Esse é o tom celebrativo da diversidade cultural e de uma idéia de multiculturalismo inofensivo ao status quo. Essa me parece ser a grande armadilha em que grupos sociais, especialmente aqueles que sempre foram alocados no espaço da diferença que inferioriza, ou seja, populações negras e indígenas, pode incorrer quando apostam todas as fichas nas políticas culturais. É óbvio, que não se quer abrir mão de políticas culturais, negar sua importância ou desvincular identidade-território-cultura do conjunto de demandas, mas atentar para o peso e alcance que cada uma apresenta no cenário político.

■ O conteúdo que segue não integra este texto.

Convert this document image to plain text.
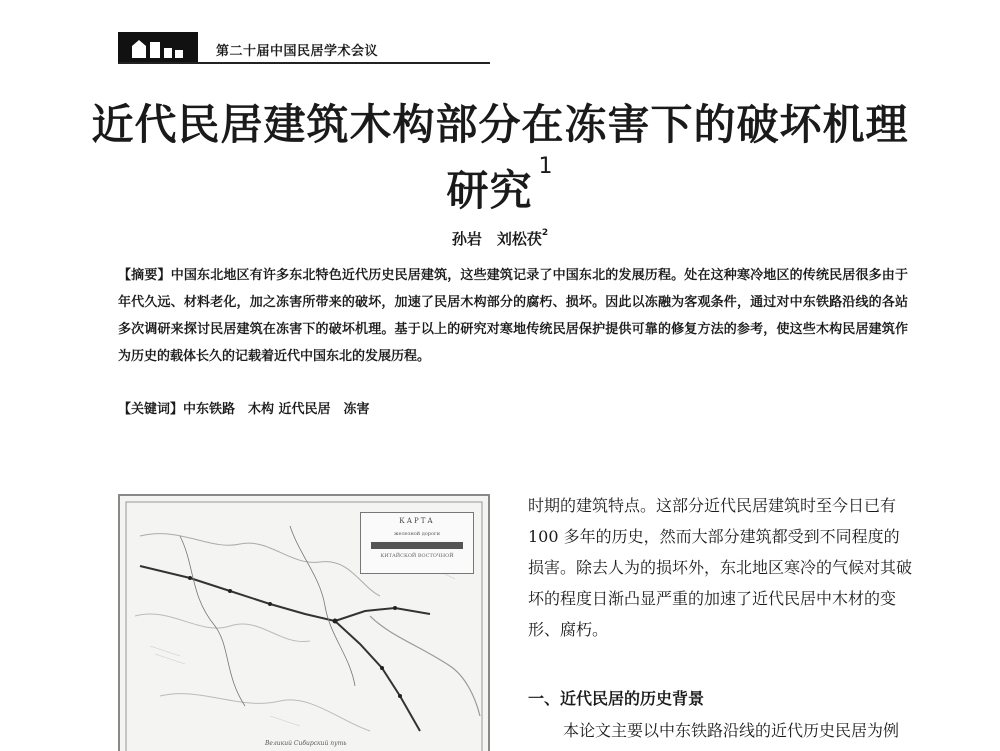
第二十届中国民居学术会议
近代民居建筑木构部分在冻害下的破坏机理
研究 $^1$
孙岩　刘松茯$^2$
【摘要】中国东北地区有许多东北特色近代历史民居建筑，这些建筑记录了中国东北的发展历程。处在这种寒冷地区的传统民居很多由于年代久远、材料老化，加之冻害所带来的破坏，加速了民居木构部分的腐朽、损坏。因此以冻融为客观条件，通过对中东铁路沿线的各站多次调研来探讨民居建筑在冻害下的破坏机理。基于以上的研究对寒地传统民居保护提供可靠的修复方法的参考，使这些木构民居建筑作为历史的载体长久的记载着近代中国东北的发展历程。
【关键词】中东铁路　木构 近代民居　冻害
КАРТА
железной дороги
КИТАЙСКОЙ ВОСТОЧНОЙ
Великий Сибирский путь

时期的建筑特点。这部分近代民居建筑时至今日已有100 多年的历史，然而大部分建筑都受到不同程度的损害。除去人为的损坏外，东北地区寒冷的气候对其破坏的程度日渐凸显严重的加速了近代民居中木材的变形、腐朽。

一、近代民居的历史背景
本论文主要以中东铁路沿线的近代历史民居为例
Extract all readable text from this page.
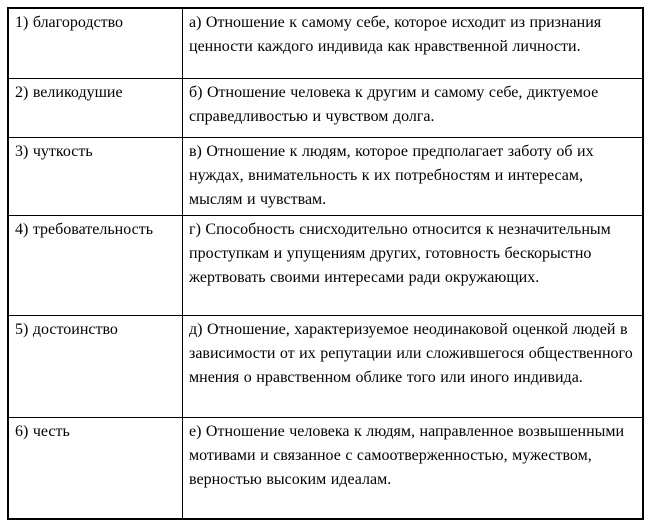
1) благородство	а) Отношение к самому себе, которое исходит из признания ценности каждого индивида как нравственной личности.
2) великодушие	б) Отношение человека к другим и самому себе, диктуемое справедливостью и чувством долга.
3) чуткость	в) Отношение к людям, которое предполагает заботу об их нуждах, внимательность к их потребностям и интересам, мыслям и чувствам.
4) требовательность	г) Способность снисходительно относится к незначительным проступкам и упущениям других, готовность бескорыстно жертвовать своими интересами ради окружающих.
5) достоинство	д) Отношение, характеризуемое неодинаковой оценкой людей в зависимости от их репутации или сложившегося общественного мнения о нравственном облике того или иного индивида.
6) честь	е) Отношение человека к людям, направленное возвышенными мотивами и связанное с самоотверженностью, мужеством, верностью высоким идеалам.
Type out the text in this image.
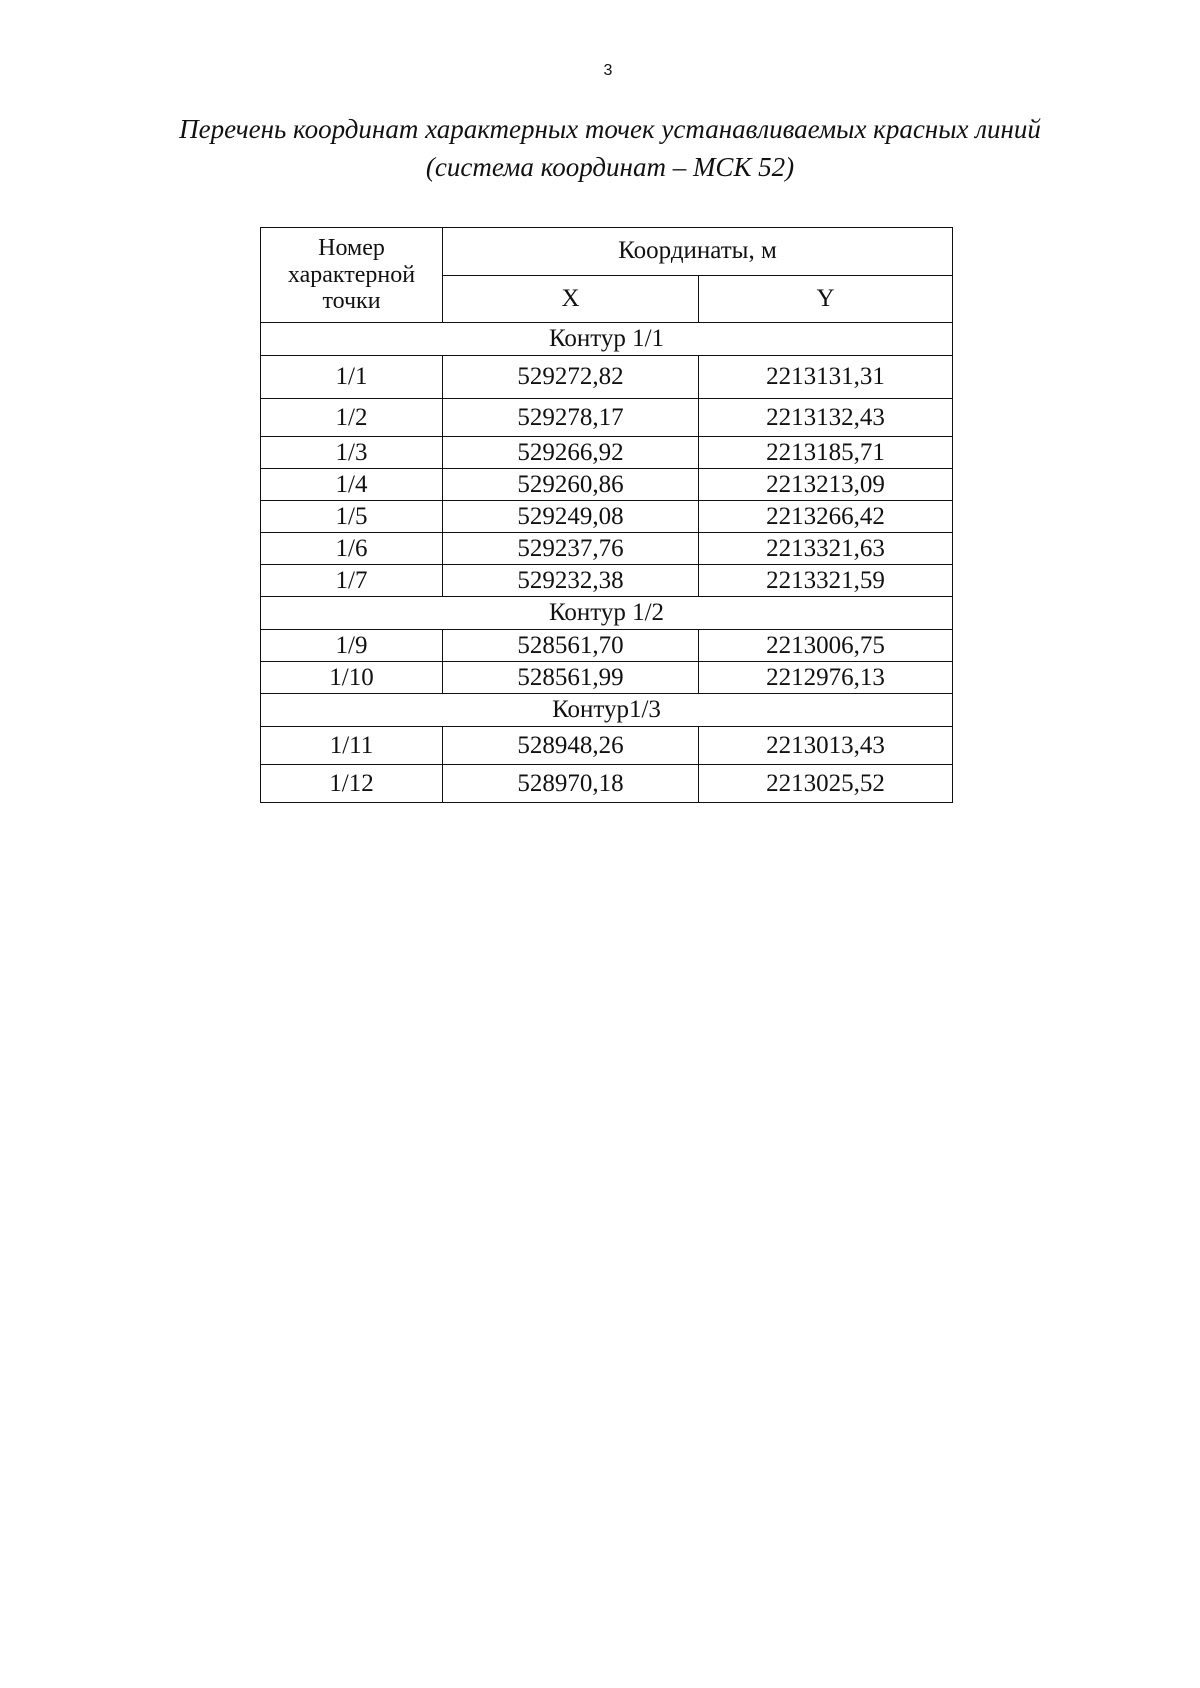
3
Перечень координат характерных точек устанавливаемых красных линий
(система координат – МСК 52)
Номер характерной точки	Координаты, м	
	X	Y
Контур 1/1		
1/1	529272,82	2213131,31
1/2	529278,17	2213132,43
1/3	529266,92	2213185,71
1/4	529260,86	2213213,09
1/5	529249,08	2213266,42
1/6	529237,76	2213321,63
1/7	529232,38	2213321,59
Контур 1/2		
1/9	528561,70	2213006,75
1/10	528561,99	2212976,13
Контур1/3		
1/11	528948,26	2213013,43
1/12	528970,18	2213025,52
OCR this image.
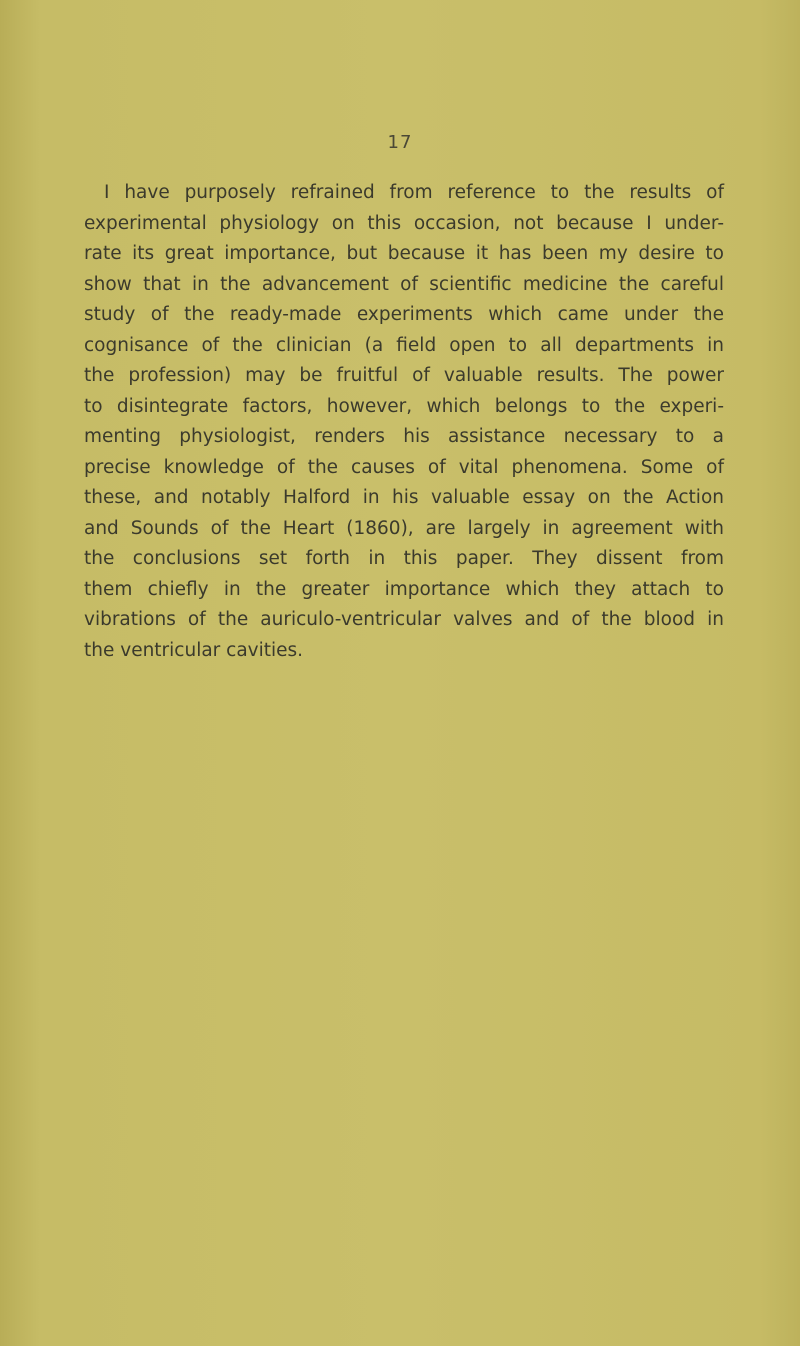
17
I have purposely refrained from reference to the results of
experimental physiology on this occasion, not because I under-
rate its great importance, but because it has been my desire to
show that in the advancement of scientific medicine the careful
study of the ready-made experiments which came under the
cognisance of the clinician (a field open to all departments in
the profession) may be fruitful of valuable results. The power
to disintegrate factors, however, which belongs to the experi-
menting physiologist, renders his assistance necessary to a
precise knowledge of the causes of vital phenomena. Some of
these, and notably Halford in his valuable essay on the Action
and Sounds of the Heart (1860), are largely in agreement with
the conclusions set forth in this paper. They dissent from
them chiefly in the greater importance which they attach to
vibrations of the auriculo-ventricular valves and of the blood in
the ventricular cavities.
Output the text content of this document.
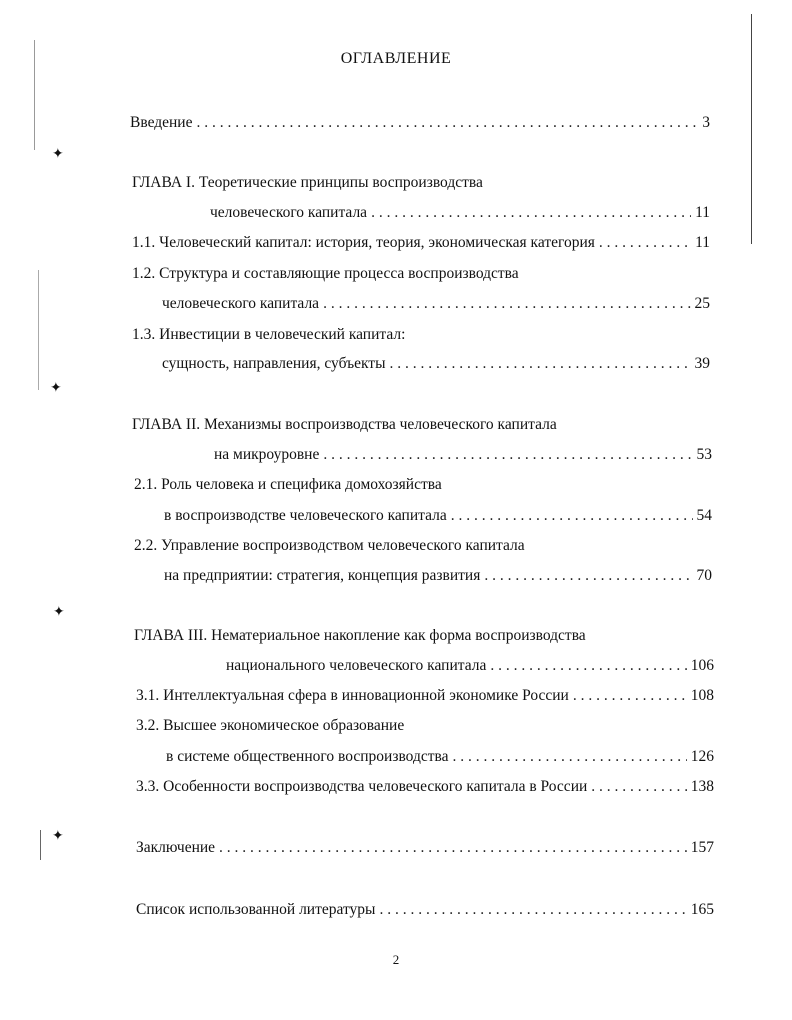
✦
✦
✦
✦
ОГЛАВЛЕНИЕ
Введение . . .	3
ГЛАВА I. Теоретические принципы воспроизводства
человеческого капитала . . .	11
1.1. Человеческий капитал: история, теория, экономическая категория . . .	11
1.2. Структура и составляющие процесса воспроизводства
человеческого капитала . . .	25
1.3. Инвестиции в человеческий капитал:
сущность, направления, субъекты . . .	39
ГЛАВА II. Механизмы воспроизводства человеческого капитала
на микроуровне . . .	53
2.1. Роль человека и специфика домохозяйства
в воспроизводстве человеческого капитала . . .	54
2.2. Управление воспроизводством человеческого капитала
на предприятии: стратегия, концепция развития . . .	70
ГЛАВА III. Нематериальное накопление как форма воспроизводства
национального человеческого капитала . . .	106
3.1. Интеллектуальная сфера в инновационной экономике России . . .	108
3.2. Высшее экономическое образование
в системе общественного воспроизводства . . .	126
3.3. Особенности воспроизводства человеческого капитала в России . . .	138
Заключение . . .	157
Список использованной литературы . . .	165
2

Esses três elementos, identidade-cultura-território, requerem essa atenção por estarem dentro de uma lógica que sempre os permeou, as relações etnicorraciais. Seja na interação cotidiana entre os sujeitos ou na relação formalista com o Estado, não é possível ignorar as implicações inerentes. Afinal, não se está falando de qualquer identidade, cultura ou território, mas sim de categorias sociais que balizaram formações históricas, identidades nacionais, e lugares sociais. Além, de estarem intimamente ligadas com pontos nevrálgicos de desigualdades e opressões históricas em praticamente todo o contexto latino-americano.

Por tudo isso, busca-se o contraponto que insere tais categorias nas demandas por cidadania, justiça social e políticas de promoção da igualdade racial, como dizemos no Brasil ou Afro-reparaciones como dito na Colômbia.